Se trata de una exhaustiva evaluación de la presunta pandemia en el que se critica con mucha severidad las medidas tomadas por el gobierno de Ángela Merkel. Según se asevera en él  hubo “fallos graves en la gestión de la crisis”, “déficits regulatorios” y la asunción de una “alarma global falsa” que iba a provocar “graves daños colaterales”, mayores que los causados por el presunto patógeno.

El informe asevera que la peligrosidad del coronavirus fue “sobreestimada”, que no debería haber en 2020 más muertes de las habituales cada año por estas fechas, que el número de fallecidos en todo el mundo era mucho menor que el que provoca anualmente la gripe y que el estado alemán se había convertido en “el principal productor de noticias falsas”. Se anunciaba asimismo que las «múltiples y graves consecuencias de las medidas adoptadas» iban a tener “consecuencias imprevisibles» y que si estaba muriendo más gente de lo normal se debía sobe todo a ellas.

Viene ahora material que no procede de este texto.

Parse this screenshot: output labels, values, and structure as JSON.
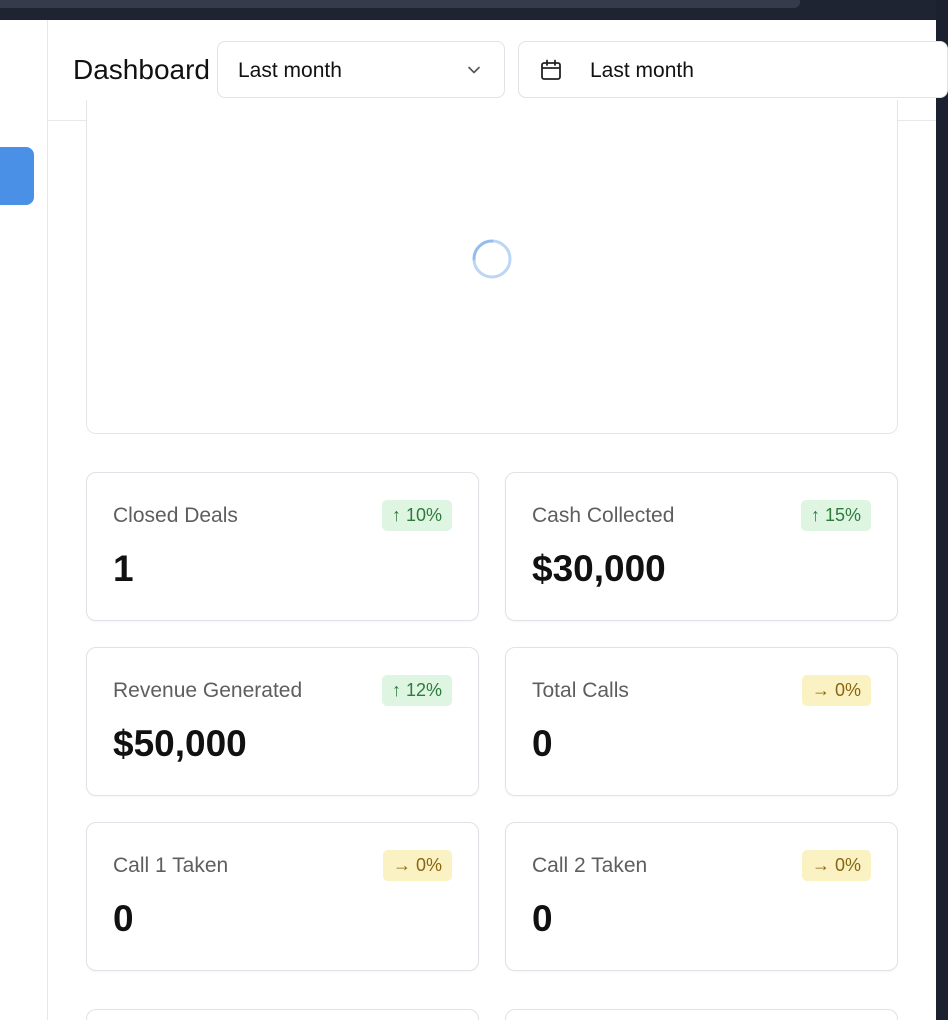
{
  "header": {
    "title": "Dashboard",
    "period_select": {
      "value": "Last month",
      "icon": "chevron-down-icon"
    },
    "date_picker": {
      "value": "Last month",
      "icon": "calendar-icon"
    }
  },
  "chart_panel": {
    "state": "loading",
    "icon": "spinner-icon"
  },
  "stats": [
    {
      "label": "Closed Deals",
      "value": "1",
      "change": "10%",
      "trend": "up",
      "arrow": "↑"
    },
    {
      "label": "Cash Collected",
      "value": "$30,000",
      "change": "15%",
      "trend": "up",
      "arrow": "↑"
    },
    {
      "label": "Revenue Generated",
      "value": "$50,000",
      "change": "12%",
      "trend": "up",
      "arrow": "↑"
    },
    {
      "label": "Total Calls",
      "value": "0",
      "change": "0%",
      "trend": "flat",
      "arrow": "→"
    },
    {
      "label": "Call 1 Taken",
      "value": "0",
      "change": "0%",
      "trend": "flat",
      "arrow": "→"
    },
    {
      "label": "Call 2 Taken",
      "value": "0",
      "change": "0%",
      "trend": "flat",
      "arrow": "→"
    }
  ],
  "colors": {
    "accent": "#4a90e6",
    "trend_up_bg": "#def5e2",
    "trend_up_text": "#2e7a3c",
    "trend_flat_bg": "#fbf2c4",
    "trend_flat_text": "#8a6410"
  }
}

Solo tres días después -el 11 de mayo- diez médicos y científicos que habían colaborado en el informe emitirían un comunicado conjunto titulado Llamamiento de médicos alemanes reprendiendo al Gobierno por ignorar el trabajo y denunciando que “las medidas terapéuticas y preventivas nunca deberían traer más daño que la enfermedad misma. Su objetivo debe ser proteger a los grupos de riesgo sin comprometer la disponibilidad de atención médica y la salud de toda la población que es lo que desafortunadamente está ocurriendo. Nosotros, en la práctica médica y científica, estamos comprobando a diario los daños secundarios de las medidas contra el coronavirus en nuestros pacientes. Instamos pues al Ministerio Federal del Interior a que responda a nuestro comunicado y esperamos la pertinente explicación sobre las medidas adoptadas». El comunicado estaba firmado por Peter Schirmacher, Gunter Frank, Sucharit Bhakdi, Karina Reiss, Gunnar Heinsohn, Stefan Hockertz, Andreas Sönnichsen, Harald Walach, Andreas S. Lübbe y Til Uebel.

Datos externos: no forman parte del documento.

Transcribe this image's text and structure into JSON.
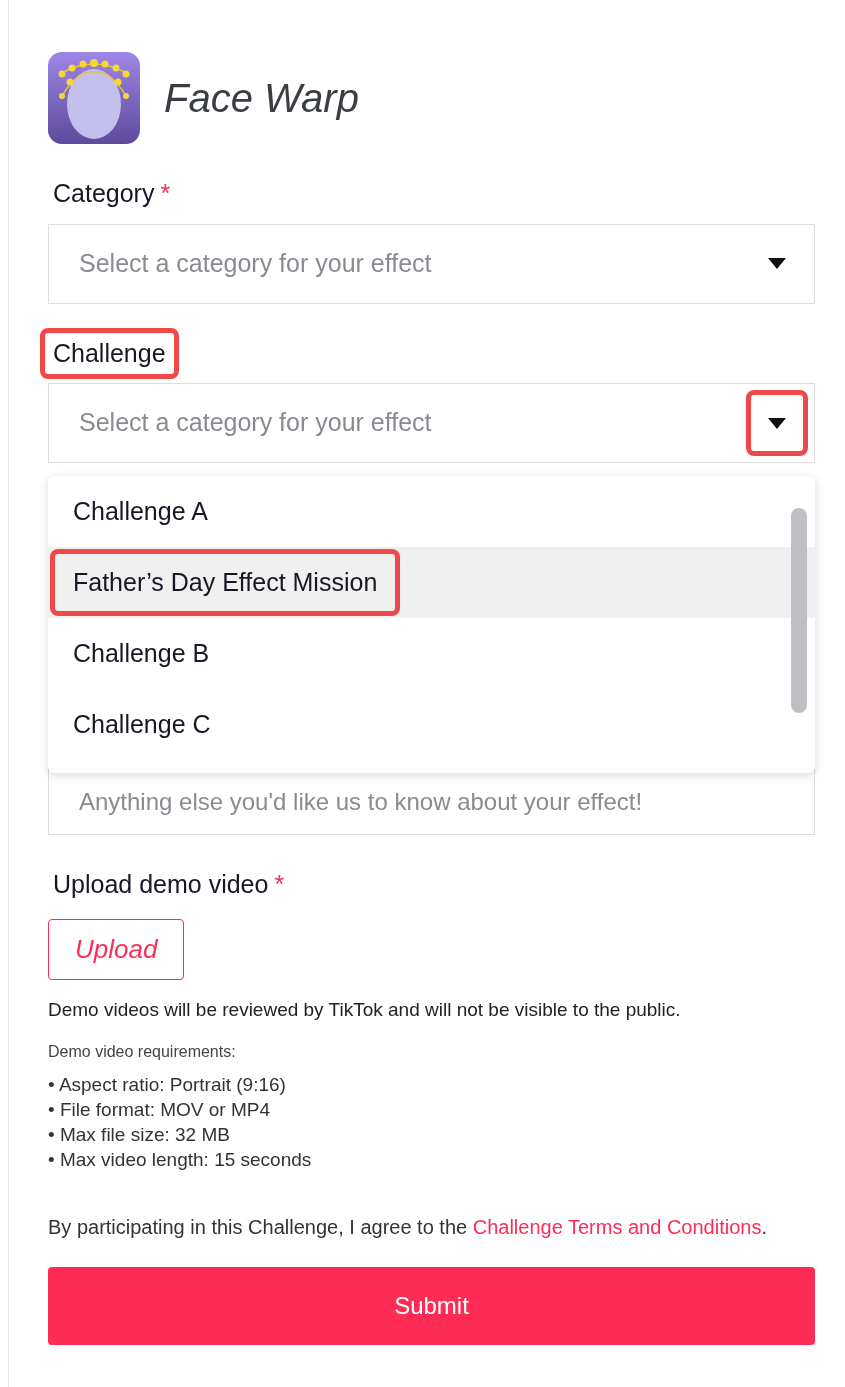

Los grandes medios de comunicación alemanes ocultaron ambos hechos durante unos días pero el 23 de mayo el periódico alemán Das Bild publicaría un reportaje titulado Consecuencias dramáticas de las medidas contra el coronavirus: 52.000 operaciones de cáncer atrasadas” añadiendo luego: “Un médico asegura que sentiremos los efectos secundarios de esta crisis durante años».

Matthias Schrappe, profesor emérito de Medicina Interna y vicepresidente adjunto entre 2007 y 2011 del Consejo de Expertos sobre la Evaluación de la Atención en Salud, reconocería posteriormente que algunos de los datos y hechos del informe eran «bastante correctos«.

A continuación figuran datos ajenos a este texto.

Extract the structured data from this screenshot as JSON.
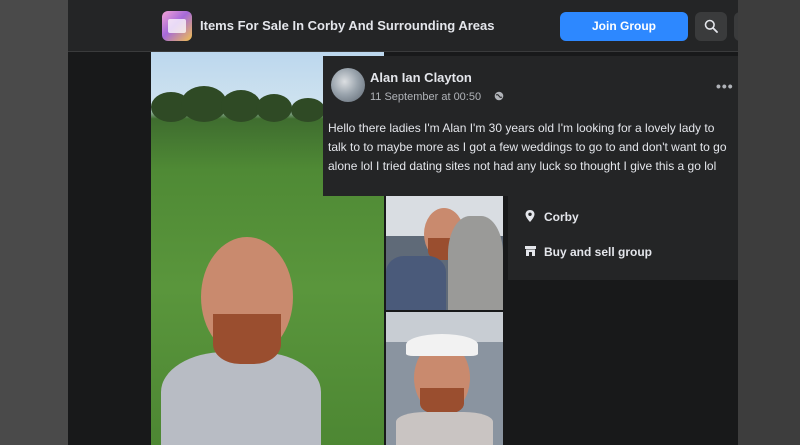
{
  "header": {
    "group_name": "Items For Sale In Corby And Surrounding Areas",
    "join_label": "Join Group"
  },
  "post": {
    "author": "Alan Ian Clayton",
    "timestamp": "11 September at 00:50",
    "body": "Hello there ladies I'm Alan I'm 30 years old  I'm looking for a lovely lady to talk to to maybe more as I got a few weddings to go to and don't want to go alone lol I tried dating sites not had any luck so thought I give this a go lol"
  },
  "info": {
    "location": "Corby",
    "category": "Buy and sell group"
  },
  "icons": {
    "search": "search-icon",
    "globe": "globe-icon",
    "more": "more-options-icon",
    "location": "location-pin-icon",
    "group": "storefront-icon"
  },
  "colors": {
    "accent": "#2d88ff",
    "surface": "#242526",
    "background": "#18191a",
    "text": "#e4e6eb",
    "muted": "#b0b3b8"
  }
}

Pues bien, la respuesta oficial del Ministerio de Interior fue suspender de empleo y sueldo a Stephan Kohn por filtrar el informe, confiscarle el ordenador y alegar que se trataba de “opiniones personales” no compartidas que podían enmarcarse “entre las teorías de la conspiración». Obviamente la sociedad alemana no se lo cree ya que se trata de alguien que en 2004 se postuló para alcalde de Wedel -perdió la elección contra Niels Schmidt– y en 2010 denunció públicamente los abusos sexuales cometidos en su país por la Iglesia Evangélica. Se trata pues de una persona conocida y de prestigio.